When she’d messaged him to catch up, she’d hoped he would be away or already have plans, but he didn’t. He replied by sending her the name of a café followed by a question mark.
It wasn’t until she parked across the road that she realised that the café had changed but was the same place they’d used to go to when they’d been dating. She got the same feeling when she saw him – the same person but inexplicably different.
When their coffees arrived, he told her she was right about another thing, too.
‘What’s that?’ She tried not to sound like she was flirting.
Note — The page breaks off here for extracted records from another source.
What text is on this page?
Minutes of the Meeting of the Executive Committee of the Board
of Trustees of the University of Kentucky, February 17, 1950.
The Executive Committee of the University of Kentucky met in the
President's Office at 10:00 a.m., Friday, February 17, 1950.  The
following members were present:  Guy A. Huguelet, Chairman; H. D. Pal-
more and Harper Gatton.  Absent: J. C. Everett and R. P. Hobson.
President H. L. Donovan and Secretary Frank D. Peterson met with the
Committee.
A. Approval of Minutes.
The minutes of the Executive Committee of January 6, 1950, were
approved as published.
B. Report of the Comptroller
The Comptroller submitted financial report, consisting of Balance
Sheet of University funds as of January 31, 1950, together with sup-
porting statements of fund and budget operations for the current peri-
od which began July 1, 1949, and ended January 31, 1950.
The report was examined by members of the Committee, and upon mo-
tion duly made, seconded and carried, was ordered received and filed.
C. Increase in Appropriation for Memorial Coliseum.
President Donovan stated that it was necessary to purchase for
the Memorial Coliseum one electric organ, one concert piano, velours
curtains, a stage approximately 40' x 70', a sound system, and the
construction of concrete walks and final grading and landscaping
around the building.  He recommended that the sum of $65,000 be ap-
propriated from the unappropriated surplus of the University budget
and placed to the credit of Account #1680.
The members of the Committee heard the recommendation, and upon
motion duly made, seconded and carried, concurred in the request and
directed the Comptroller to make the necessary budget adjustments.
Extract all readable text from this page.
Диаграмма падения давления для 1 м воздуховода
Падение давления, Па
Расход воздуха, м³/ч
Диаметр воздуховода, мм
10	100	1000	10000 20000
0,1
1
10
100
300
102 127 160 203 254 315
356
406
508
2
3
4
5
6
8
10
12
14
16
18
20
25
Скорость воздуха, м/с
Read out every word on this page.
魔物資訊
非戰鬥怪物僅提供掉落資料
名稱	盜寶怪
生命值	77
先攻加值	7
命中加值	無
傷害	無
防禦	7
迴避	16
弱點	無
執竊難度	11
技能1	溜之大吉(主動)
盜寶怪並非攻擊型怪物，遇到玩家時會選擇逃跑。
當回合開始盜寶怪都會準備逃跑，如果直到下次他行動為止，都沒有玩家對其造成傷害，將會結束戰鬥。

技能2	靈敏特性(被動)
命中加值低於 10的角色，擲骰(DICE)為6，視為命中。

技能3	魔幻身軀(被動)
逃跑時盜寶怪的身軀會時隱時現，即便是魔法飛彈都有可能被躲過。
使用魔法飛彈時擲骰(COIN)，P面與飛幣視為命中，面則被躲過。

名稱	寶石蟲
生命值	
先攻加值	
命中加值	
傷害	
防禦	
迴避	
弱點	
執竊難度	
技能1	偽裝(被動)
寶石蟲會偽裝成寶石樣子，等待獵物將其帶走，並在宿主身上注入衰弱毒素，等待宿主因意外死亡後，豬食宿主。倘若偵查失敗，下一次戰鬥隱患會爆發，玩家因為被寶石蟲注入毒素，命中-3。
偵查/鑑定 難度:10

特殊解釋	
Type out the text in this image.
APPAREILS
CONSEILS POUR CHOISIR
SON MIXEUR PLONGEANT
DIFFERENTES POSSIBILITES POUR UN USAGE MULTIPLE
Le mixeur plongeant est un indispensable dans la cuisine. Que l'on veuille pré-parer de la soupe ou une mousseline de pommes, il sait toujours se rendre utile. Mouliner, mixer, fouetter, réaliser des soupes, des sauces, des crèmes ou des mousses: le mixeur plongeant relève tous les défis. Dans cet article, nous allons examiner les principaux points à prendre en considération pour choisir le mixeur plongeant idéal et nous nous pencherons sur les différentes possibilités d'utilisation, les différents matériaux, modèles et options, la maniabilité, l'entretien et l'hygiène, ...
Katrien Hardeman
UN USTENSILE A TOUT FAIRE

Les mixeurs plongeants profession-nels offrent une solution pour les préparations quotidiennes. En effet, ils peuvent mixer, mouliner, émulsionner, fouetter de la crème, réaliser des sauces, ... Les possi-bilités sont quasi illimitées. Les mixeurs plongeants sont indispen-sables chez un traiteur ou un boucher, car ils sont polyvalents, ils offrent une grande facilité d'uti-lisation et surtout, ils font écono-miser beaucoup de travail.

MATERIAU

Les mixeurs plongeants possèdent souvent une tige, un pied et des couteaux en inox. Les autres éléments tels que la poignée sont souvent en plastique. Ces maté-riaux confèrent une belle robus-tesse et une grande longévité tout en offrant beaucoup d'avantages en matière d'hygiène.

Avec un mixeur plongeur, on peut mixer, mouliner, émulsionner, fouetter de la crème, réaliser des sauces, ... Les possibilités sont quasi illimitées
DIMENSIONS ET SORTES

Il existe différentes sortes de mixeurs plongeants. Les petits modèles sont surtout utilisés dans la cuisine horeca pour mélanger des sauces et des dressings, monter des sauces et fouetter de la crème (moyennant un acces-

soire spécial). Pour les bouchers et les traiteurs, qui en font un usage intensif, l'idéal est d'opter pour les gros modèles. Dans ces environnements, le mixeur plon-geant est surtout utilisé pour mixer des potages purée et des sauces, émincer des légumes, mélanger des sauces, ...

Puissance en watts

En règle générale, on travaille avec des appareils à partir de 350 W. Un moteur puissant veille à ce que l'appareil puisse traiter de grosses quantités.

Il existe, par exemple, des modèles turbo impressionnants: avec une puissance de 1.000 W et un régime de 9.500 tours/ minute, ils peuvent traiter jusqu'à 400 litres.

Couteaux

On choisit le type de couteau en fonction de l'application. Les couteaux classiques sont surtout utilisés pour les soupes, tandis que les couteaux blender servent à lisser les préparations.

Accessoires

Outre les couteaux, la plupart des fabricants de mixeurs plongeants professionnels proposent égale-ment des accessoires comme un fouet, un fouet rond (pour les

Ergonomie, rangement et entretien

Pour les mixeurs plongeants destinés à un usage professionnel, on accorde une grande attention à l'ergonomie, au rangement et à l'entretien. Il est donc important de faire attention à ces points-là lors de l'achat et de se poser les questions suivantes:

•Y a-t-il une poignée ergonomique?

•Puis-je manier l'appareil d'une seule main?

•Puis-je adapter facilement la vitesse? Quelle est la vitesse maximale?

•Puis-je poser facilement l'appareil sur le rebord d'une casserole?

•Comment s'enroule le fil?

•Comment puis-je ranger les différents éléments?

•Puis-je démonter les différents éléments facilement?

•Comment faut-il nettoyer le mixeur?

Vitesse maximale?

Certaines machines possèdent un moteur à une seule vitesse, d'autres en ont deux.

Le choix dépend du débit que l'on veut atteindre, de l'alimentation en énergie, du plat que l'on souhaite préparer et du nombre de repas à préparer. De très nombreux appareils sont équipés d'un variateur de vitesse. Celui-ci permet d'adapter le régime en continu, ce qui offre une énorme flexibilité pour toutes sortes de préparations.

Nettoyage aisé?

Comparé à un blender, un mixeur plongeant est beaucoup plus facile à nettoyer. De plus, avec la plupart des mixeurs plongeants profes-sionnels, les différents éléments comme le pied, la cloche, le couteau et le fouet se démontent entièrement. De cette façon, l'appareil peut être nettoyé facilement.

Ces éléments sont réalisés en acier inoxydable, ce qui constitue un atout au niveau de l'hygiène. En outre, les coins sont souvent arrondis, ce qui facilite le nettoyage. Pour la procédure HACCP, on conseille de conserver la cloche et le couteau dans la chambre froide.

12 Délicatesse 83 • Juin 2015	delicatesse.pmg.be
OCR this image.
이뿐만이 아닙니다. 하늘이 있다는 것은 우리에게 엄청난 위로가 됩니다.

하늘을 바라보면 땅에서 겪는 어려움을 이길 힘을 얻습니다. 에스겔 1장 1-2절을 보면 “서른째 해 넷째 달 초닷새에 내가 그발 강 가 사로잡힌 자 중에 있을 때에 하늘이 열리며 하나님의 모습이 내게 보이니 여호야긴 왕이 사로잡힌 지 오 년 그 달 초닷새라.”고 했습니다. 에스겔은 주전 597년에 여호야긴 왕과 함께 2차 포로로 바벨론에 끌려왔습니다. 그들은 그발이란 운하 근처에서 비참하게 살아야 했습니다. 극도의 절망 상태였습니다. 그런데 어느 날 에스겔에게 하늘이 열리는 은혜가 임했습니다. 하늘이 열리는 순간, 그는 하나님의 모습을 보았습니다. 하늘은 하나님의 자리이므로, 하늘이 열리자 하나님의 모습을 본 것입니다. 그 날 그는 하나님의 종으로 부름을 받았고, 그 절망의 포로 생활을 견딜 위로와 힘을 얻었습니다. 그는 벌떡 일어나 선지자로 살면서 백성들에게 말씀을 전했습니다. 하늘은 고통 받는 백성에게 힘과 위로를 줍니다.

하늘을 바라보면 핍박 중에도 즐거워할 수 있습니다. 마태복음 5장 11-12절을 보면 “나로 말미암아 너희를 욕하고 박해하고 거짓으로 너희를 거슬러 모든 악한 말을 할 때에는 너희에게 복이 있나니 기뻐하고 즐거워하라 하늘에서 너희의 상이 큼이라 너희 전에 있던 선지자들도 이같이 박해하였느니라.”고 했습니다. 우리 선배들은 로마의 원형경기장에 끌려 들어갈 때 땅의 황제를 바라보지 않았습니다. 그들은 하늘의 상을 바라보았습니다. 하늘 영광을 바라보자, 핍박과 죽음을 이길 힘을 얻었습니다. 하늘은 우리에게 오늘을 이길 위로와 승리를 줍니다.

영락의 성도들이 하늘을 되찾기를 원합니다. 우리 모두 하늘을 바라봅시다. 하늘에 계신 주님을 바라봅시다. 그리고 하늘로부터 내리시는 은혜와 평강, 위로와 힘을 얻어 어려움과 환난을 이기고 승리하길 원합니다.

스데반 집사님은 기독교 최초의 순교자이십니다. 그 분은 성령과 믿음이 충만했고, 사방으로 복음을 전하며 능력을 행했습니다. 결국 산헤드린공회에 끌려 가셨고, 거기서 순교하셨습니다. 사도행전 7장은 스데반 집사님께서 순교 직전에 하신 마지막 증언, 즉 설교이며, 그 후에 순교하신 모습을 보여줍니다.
Even after ten years he was so familiar.
‘That we wouldn’t be together when the sheets finally went on sale.’
‘Did you end up buying them after we broke up?’ She posed the question as if it had just occurred to her, not like it had plagued her mind for years.
He smiled like he’d been waiting for her to ask. ‘I thought about buying them,’ he admitted. ‘Sometimes I would go into Briscoes just to look at them, to feel them,’ he rubbed his fingers together and gave a small laugh. ‘I never bought them! I think it would’ve been even worse crying in nice sheets. Like I’d picked them over you.’
She looked to her right, over the road to the ocean beyond. Was quiet for a moment. ‘You didn’t buy them.’ She turned back.
He considered her, shook his head. ‘I didn’t.’
‘I wish you had.’ Why was she tearing up?
‘And live with that on my conscience?’ He leaned forward on their small table. ‘I’d have just as soon flown to Australia and asked you to marry me.’
She felt the tears tip over and brush her cheeks, ‘I wish you had.’
Bitter sweet feeling? Communication is queen and it’s hard to watch people untangle where things went wrong in their relationships – it’s almost always communication.